Das Studienangebot an der UNAM ist überwältigend. Zwar wird der Studienalltag ein wenig verschulter gestaltet (auch eine Unterscheidung zwischen Vorlesungen und Seminaren existiert nicht), jedoch wird man von der Vielfalt der belegbaren Kurse dazu angeregt, seinen europäisch geprägten akademischen Denkhorizont zu überdenken und zu erweitern. Ich als Geschichtsstudent war besonders von einer viel stärkeren methodischen Offenheit beeindruckt.

Gerade zu Beginn fiel es mir schwer, einen sozialen Kreis aufzubauen. Zum einen gab es neben einer Willkommensveranstaltung keine offiziellen Events, um neue soziale Kontakte zu knüpfen, auch wenn einige Studierendenorganisationen Ausflüge für Austauschstudierende anboten, die besonders zu Anfang des Semesters sehr gut besucht waren. Zum anderen bereiteten mir Sprache (B2-Niveau vor Reiseantritt) und unterschiedliche kulturelle Prägung starke Schwierigkeiten, auf einem befriedigendem Gesprächsniveau zu kommunizieren. Auch nach besserem Beherrschen der spanischen Sprache in den späteren Monaten (hier halfen mir vor allem Uni und meine mexikanische WG), hatte ich oft das Gefühl, über das Gesprächsthema meiner Fremdheit nicht hinauszukommen. Auch durch meine Unkenntnis der kulturellen und sozialen Normen fand ich mich oft in einer Beobachterrolle wieder, die zwar sehr spannend ist, jedoch nach einiger Zeit auch ermüdend wirken kann.

Ich selbst habe mich während meines Semesters zu keinem Zeitpunkt unsicher gefühlt. Dennoch muss man sich daran gewöhnen, sich nachts nur mit Uber oder Taxi fortzubewegen und bestimmte Viertel zu meiden. Auch die in der mexikanischen Öffentlichkeit normalisierte Gewalt und Korruption bestimmen teilweise das gesellschaftliche Klima.

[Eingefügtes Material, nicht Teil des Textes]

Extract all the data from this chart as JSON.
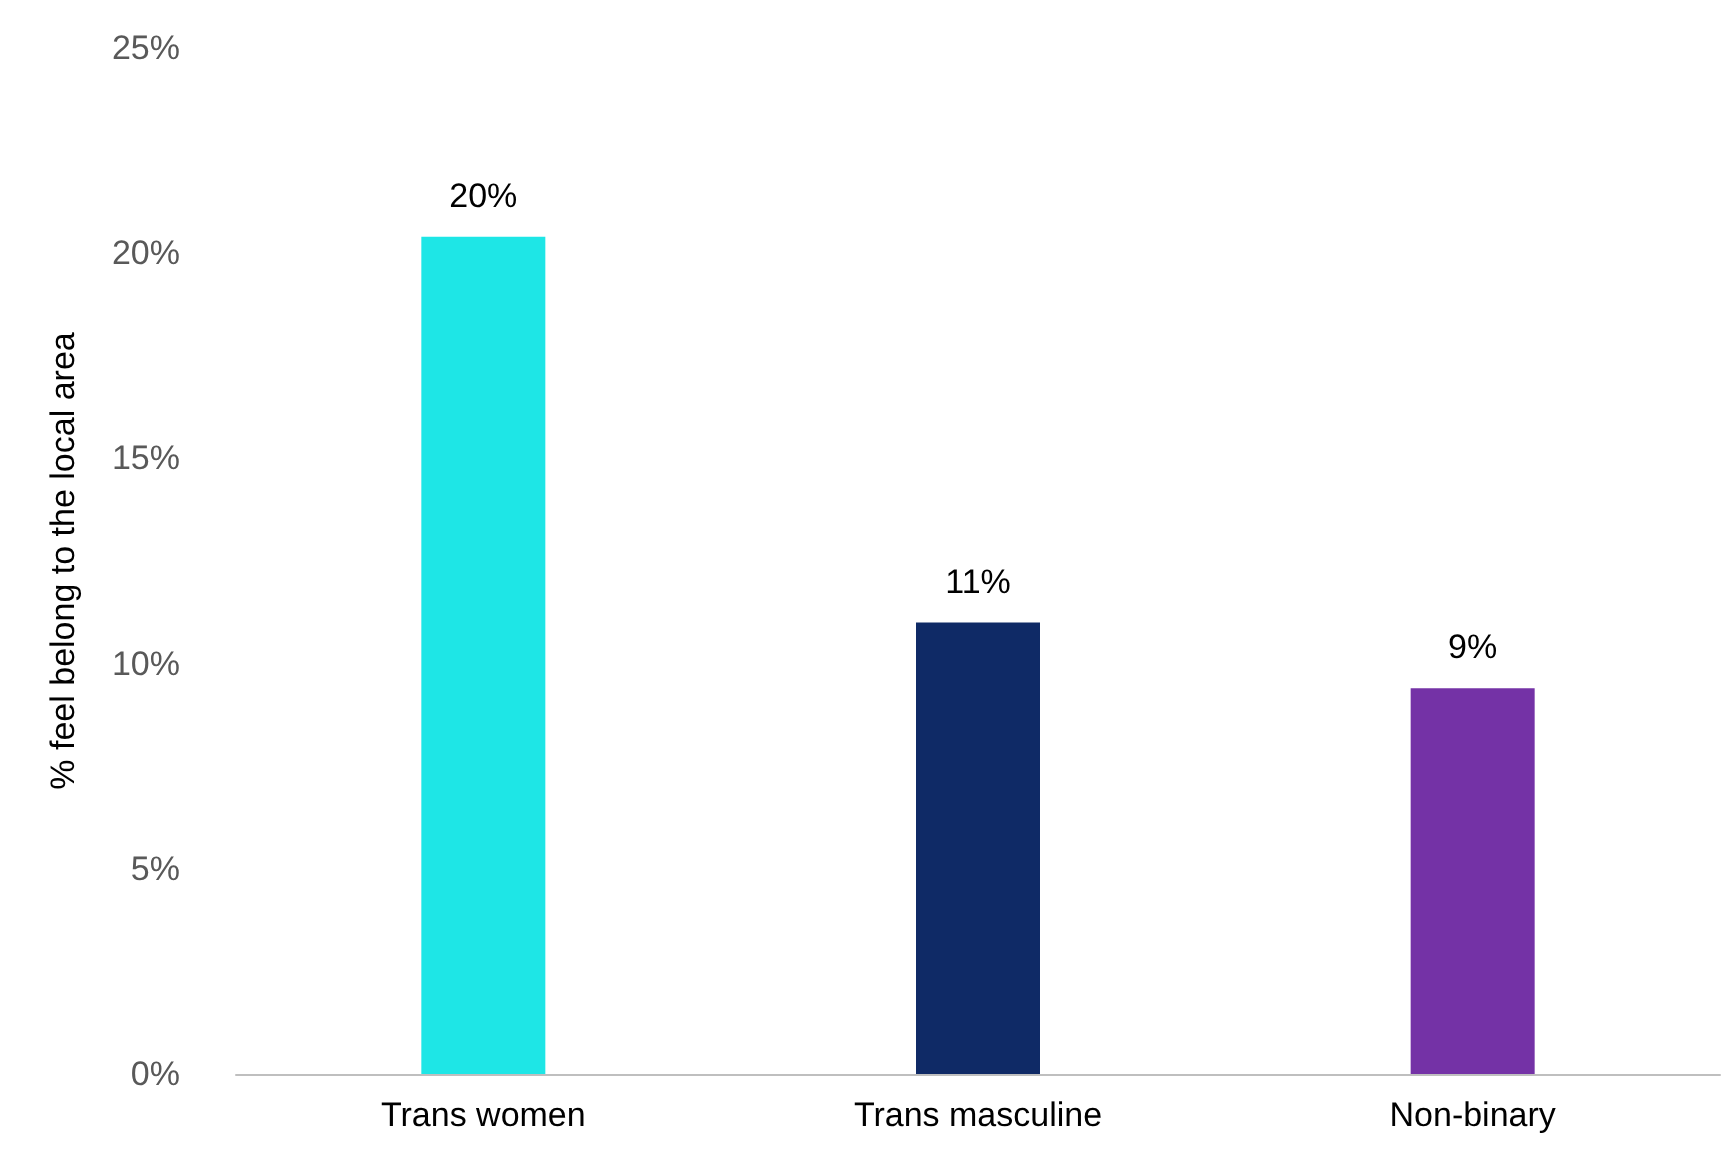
{
  "chart_data": {
    "type": "bar",
    "ylabel": "% feel belong to the local area",
    "categories": [
      "Trans women",
      "Trans masculine",
      "Non-binary"
    ],
    "values": [
      20.4,
      11.0,
      9.4
    ],
    "colors": [
      "#1ee6e6",
      "#0f2a66",
      "#7432a6"
    ],
    "value_labels": [
      "20%",
      "11%",
      "9%"
    ],
    "ylim": [
      0,
      25
    ],
    "yticks": [
      {
        "value": 0,
        "label": "0%"
      },
      {
        "value": 5,
        "label": "5%"
      },
      {
        "value": 10,
        "label": "10%"
      },
      {
        "value": 15,
        "label": "15%"
      },
      {
        "value": 20,
        "label": "20%"
      },
      {
        "value": 25,
        "label": "25%"
      }
    ],
    "grid": false
  }
}
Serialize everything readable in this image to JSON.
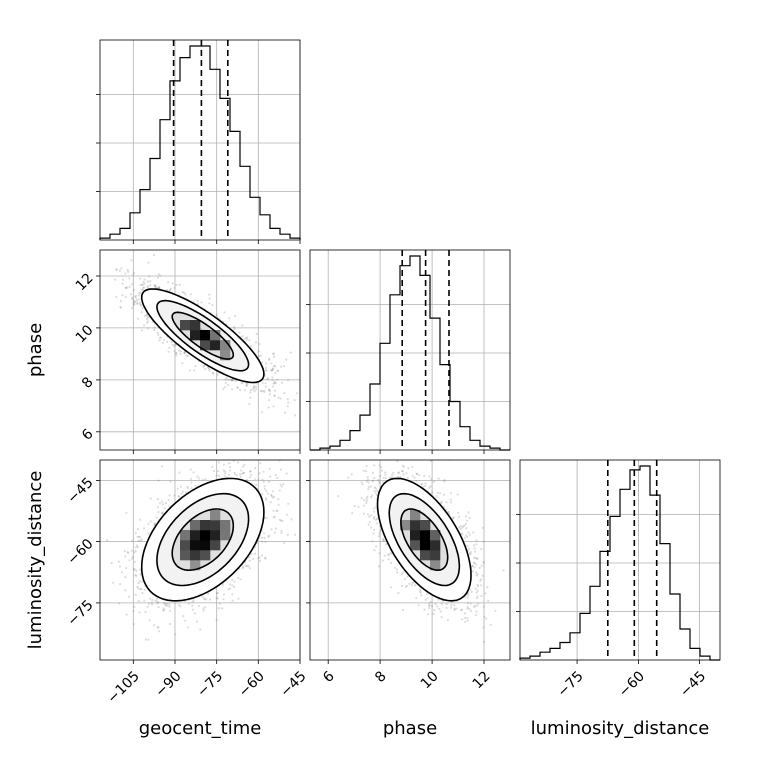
{
  "chart_data": {
    "type": "corner",
    "parameters": [
      "geocent_time",
      "phase",
      "luminosity_distance"
    ],
    "labels": {
      "x_bottom": [
        "geocent_time",
        "phase",
        "luminosity_distance"
      ],
      "y_left": [
        "phase",
        "luminosity_distance"
      ]
    },
    "ranges": {
      "geocent_time": [
        -117,
        -45
      ],
      "phase": [
        5.3,
        13.0
      ],
      "luminosity_distance": [
        -89,
        -40
      ]
    },
    "ticks": {
      "geocent_time": [
        {
          "value": -105,
          "label": "−105"
        },
        {
          "value": -90,
          "label": "−90"
        },
        {
          "value": -75,
          "label": "−75"
        },
        {
          "value": -60,
          "label": "−60"
        },
        {
          "value": -45,
          "label": "−45"
        }
      ],
      "phase": [
        {
          "value": 6,
          "label": "6"
        },
        {
          "value": 8,
          "label": "8"
        },
        {
          "value": 10,
          "label": "10"
        },
        {
          "value": 12,
          "label": "12"
        }
      ],
      "luminosity_distance": [
        {
          "value": -75,
          "label": "−75"
        },
        {
          "value": -60,
          "label": "−60"
        },
        {
          "value": -45,
          "label": "−45"
        }
      ]
    },
    "quantiles": {
      "geocent_time": [
        -90.5,
        -80.5,
        -71.0
      ],
      "phase": [
        8.85,
        9.75,
        10.65
      ],
      "luminosity_distance": [
        -67.5,
        -61.0,
        -55.5
      ]
    },
    "histograms": {
      "geocent_time": {
        "edges": [
          -117,
          -113.4,
          -109.8,
          -106.2,
          -102.6,
          -99,
          -95.4,
          -91.8,
          -88.2,
          -84.6,
          -81,
          -77.4,
          -73.8,
          -70.2,
          -66.6,
          -63,
          -59.4,
          -55.8,
          -52.2,
          -48.6,
          -45
        ],
        "counts": [
          0.01,
          0.03,
          0.06,
          0.14,
          0.26,
          0.42,
          0.62,
          0.82,
          0.94,
          1.0,
          1.0,
          0.88,
          0.73,
          0.56,
          0.38,
          0.22,
          0.13,
          0.06,
          0.03,
          0.01
        ]
      },
      "phase": {
        "edges": [
          5.3,
          5.685,
          6.07,
          6.455,
          6.84,
          7.225,
          7.61,
          7.995,
          8.38,
          8.765,
          9.15,
          9.535,
          9.92,
          10.305,
          10.69,
          11.075,
          11.46,
          11.845,
          12.23,
          12.615,
          13.0
        ],
        "counts": [
          0.0,
          0.01,
          0.02,
          0.05,
          0.1,
          0.18,
          0.34,
          0.55,
          0.8,
          0.95,
          1.0,
          0.9,
          0.68,
          0.44,
          0.25,
          0.12,
          0.05,
          0.02,
          0.01,
          0.0
        ]
      },
      "luminosity_distance": {
        "edges": [
          -89,
          -86.55,
          -84.1,
          -81.65,
          -79.2,
          -76.75,
          -74.3,
          -71.85,
          -69.4,
          -66.95,
          -64.5,
          -62.05,
          -59.6,
          -57.15,
          -54.7,
          -52.25,
          -49.8,
          -47.35,
          -44.9,
          -42.45,
          -40
        ],
        "counts": [
          0.01,
          0.02,
          0.04,
          0.06,
          0.09,
          0.14,
          0.24,
          0.38,
          0.56,
          0.74,
          0.88,
          0.98,
          1.0,
          0.85,
          0.6,
          0.34,
          0.16,
          0.06,
          0.02,
          0.0
        ]
      }
    },
    "joint": [
      {
        "x": "geocent_time",
        "y": "phase",
        "mean": [
          -80,
          9.7
        ],
        "sd": [
          11,
          0.9
        ],
        "rho": -0.82,
        "seed": 11
      },
      {
        "x": "geocent_time",
        "y": "luminosity_distance",
        "mean": [
          -80,
          -59.5
        ],
        "sd": [
          11,
          7.5
        ],
        "rho": 0.45,
        "seed": 23
      },
      {
        "x": "phase",
        "y": "luminosity_distance",
        "mean": [
          9.7,
          -59.5
        ],
        "sd": [
          0.9,
          7.5
        ],
        "rho": -0.58,
        "seed": 37
      }
    ],
    "contour_levels_sigma": [
      0.5,
      1.0,
      1.5,
      2.0
    ]
  }
}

Trotz alledem war es ein wahnsinnig interessantes Semester und eine unglaublich bereichernde Erfahrung, die ich auf jeden Fall weiter empfehlen würde. Mexiko-Stadt ist wunderschön und scheint in seiner Riesenhaftigkeit doch nahbar und verfügt über ein riesiges kulturelles Angebot. Auch in Bezug auf Reisen ist das Land natürlich ein Paradies, in dem es an jeder Ecke etwas Neues zu entdecken gibt.